Seems that in reaction to the spread of the (A)H1N1 flu strain--formerly known as the swine flu--several Catholic dioceses have decided not to offer their communicants wine as part of the communion ritual, fearing the risk of transmission. As discussed on Beliefnet, the central Church authorities think "the need for the introduction of widespread liturgical adaptations for the prevention of the transmission of influenza in the dioceses of the (U.S.) is not evident at this time" Nonetheless, folks in Texas and Tampa and elsewhere are gonna have to swallow those wafers with a dry throat.
This reaction strikes Blind Muscat, himself a former Papist, as odd on at least two counts.
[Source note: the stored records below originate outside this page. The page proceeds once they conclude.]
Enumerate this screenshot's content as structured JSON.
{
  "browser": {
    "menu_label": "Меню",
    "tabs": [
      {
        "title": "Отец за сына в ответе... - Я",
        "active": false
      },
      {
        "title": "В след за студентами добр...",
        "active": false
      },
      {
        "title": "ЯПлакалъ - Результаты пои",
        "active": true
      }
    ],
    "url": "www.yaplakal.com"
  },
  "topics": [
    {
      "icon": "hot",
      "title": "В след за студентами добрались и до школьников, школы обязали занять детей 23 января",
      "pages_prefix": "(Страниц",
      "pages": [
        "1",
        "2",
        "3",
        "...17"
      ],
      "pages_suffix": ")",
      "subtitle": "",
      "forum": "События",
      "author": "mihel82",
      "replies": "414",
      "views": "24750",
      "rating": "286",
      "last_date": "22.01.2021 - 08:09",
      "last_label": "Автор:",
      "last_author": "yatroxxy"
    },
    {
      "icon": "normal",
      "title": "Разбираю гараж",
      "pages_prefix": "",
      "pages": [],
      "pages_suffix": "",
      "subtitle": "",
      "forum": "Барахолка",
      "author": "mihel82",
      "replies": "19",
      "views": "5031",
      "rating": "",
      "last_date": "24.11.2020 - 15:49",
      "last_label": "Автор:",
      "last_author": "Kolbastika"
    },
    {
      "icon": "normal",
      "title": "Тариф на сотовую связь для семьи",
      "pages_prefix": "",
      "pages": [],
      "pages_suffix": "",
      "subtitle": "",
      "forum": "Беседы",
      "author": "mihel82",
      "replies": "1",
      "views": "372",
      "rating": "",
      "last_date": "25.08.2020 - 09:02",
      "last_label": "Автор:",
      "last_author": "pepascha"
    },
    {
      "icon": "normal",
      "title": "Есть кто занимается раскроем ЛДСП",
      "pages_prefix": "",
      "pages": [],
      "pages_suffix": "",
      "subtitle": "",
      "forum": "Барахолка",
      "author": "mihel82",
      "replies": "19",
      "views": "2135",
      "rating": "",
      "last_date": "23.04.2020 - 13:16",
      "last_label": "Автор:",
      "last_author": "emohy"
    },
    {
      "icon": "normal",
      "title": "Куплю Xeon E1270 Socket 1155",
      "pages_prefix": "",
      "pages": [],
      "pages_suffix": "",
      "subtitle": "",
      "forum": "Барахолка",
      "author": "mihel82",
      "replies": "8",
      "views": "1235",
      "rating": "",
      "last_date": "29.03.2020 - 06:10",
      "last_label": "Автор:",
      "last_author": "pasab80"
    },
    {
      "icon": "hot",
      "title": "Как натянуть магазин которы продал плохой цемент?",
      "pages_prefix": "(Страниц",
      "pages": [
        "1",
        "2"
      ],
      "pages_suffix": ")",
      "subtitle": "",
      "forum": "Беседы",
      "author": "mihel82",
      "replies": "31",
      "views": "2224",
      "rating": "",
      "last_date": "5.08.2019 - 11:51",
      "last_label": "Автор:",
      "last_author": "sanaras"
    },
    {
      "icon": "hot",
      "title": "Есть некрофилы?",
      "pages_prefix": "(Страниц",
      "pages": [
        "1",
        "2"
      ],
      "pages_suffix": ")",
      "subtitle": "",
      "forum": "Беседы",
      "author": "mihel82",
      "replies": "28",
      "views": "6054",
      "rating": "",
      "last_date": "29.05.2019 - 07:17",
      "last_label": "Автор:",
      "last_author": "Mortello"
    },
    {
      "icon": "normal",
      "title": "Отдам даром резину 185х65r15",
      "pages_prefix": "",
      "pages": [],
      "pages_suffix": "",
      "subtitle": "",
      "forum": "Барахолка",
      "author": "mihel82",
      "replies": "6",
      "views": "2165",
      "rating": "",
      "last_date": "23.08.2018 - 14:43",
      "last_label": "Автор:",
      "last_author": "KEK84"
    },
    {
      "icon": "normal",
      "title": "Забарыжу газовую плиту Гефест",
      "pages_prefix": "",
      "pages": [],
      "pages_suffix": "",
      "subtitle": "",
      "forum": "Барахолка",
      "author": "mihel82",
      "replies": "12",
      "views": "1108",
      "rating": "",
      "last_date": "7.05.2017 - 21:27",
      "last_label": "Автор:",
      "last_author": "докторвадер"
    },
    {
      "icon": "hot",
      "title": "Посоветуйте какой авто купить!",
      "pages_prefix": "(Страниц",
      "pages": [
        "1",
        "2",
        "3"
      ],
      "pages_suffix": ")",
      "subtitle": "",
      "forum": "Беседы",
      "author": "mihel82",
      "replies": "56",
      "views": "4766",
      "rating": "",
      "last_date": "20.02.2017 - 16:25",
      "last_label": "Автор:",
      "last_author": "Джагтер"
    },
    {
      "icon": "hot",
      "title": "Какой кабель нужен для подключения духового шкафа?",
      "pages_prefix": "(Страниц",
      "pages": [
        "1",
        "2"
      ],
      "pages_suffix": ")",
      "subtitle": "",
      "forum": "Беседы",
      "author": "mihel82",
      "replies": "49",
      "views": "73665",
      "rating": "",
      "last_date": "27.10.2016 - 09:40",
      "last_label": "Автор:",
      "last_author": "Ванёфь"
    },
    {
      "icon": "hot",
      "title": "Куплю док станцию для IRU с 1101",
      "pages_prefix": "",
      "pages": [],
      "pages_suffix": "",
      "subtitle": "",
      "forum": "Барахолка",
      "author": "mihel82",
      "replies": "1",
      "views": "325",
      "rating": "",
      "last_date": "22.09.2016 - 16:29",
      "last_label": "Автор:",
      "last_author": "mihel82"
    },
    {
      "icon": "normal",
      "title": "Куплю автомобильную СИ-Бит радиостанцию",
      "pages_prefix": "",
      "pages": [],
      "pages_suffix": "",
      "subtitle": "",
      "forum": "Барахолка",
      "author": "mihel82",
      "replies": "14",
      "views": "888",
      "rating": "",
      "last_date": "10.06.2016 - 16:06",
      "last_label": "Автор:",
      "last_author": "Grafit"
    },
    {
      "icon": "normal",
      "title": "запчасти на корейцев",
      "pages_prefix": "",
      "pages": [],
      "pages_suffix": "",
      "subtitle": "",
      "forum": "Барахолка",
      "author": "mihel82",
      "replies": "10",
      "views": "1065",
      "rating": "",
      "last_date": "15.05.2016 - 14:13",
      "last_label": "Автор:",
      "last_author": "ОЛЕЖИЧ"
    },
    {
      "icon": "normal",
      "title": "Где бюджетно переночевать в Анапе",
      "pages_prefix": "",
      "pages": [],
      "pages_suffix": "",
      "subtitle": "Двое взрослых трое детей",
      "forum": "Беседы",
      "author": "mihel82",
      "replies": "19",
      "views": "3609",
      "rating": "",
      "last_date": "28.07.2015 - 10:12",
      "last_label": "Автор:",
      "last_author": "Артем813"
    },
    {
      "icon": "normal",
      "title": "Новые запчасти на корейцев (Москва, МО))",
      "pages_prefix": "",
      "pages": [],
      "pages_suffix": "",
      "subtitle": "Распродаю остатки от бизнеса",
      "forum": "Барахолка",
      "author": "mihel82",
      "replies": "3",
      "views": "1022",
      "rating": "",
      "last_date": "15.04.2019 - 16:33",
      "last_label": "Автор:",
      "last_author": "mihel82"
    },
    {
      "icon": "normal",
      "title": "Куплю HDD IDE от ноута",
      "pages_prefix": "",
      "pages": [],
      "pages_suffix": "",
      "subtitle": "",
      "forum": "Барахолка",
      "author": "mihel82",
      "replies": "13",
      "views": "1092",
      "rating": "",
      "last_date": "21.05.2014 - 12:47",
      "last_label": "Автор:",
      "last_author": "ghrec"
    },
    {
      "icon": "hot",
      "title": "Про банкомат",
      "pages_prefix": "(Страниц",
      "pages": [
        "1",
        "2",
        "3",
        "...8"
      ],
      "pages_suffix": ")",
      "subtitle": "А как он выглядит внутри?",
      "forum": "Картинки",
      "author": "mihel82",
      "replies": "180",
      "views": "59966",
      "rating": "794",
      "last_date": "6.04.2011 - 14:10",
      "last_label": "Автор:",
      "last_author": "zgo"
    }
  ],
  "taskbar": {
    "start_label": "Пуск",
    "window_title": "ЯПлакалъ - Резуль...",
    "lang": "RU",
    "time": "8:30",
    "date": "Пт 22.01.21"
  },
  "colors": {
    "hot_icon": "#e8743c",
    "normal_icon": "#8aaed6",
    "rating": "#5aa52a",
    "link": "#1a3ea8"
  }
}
First, it's somewhat remarkable that a substance said to contain the "essence" of the blood of Christ can't fight off a motley viral strain. Second and more important, altar wine contains another substance, by no means imaginary, that will likely do the trick -- alcohol. Ethanol levels in table wine pretty much neutralize any known human pathogen; Chardonnay, for example, makes an excellent disinfectant for swabbing down your kitchen counters. So the chances are that bringing cup t lip would reduce the spread of the flu, not encourage it.
Blind Muscat thinks taking the juice out of Communion shares a logical paradigm with the Egyptian slaughter of innocent pigs. Better to drop the transubstantiation thing--but that's another topic.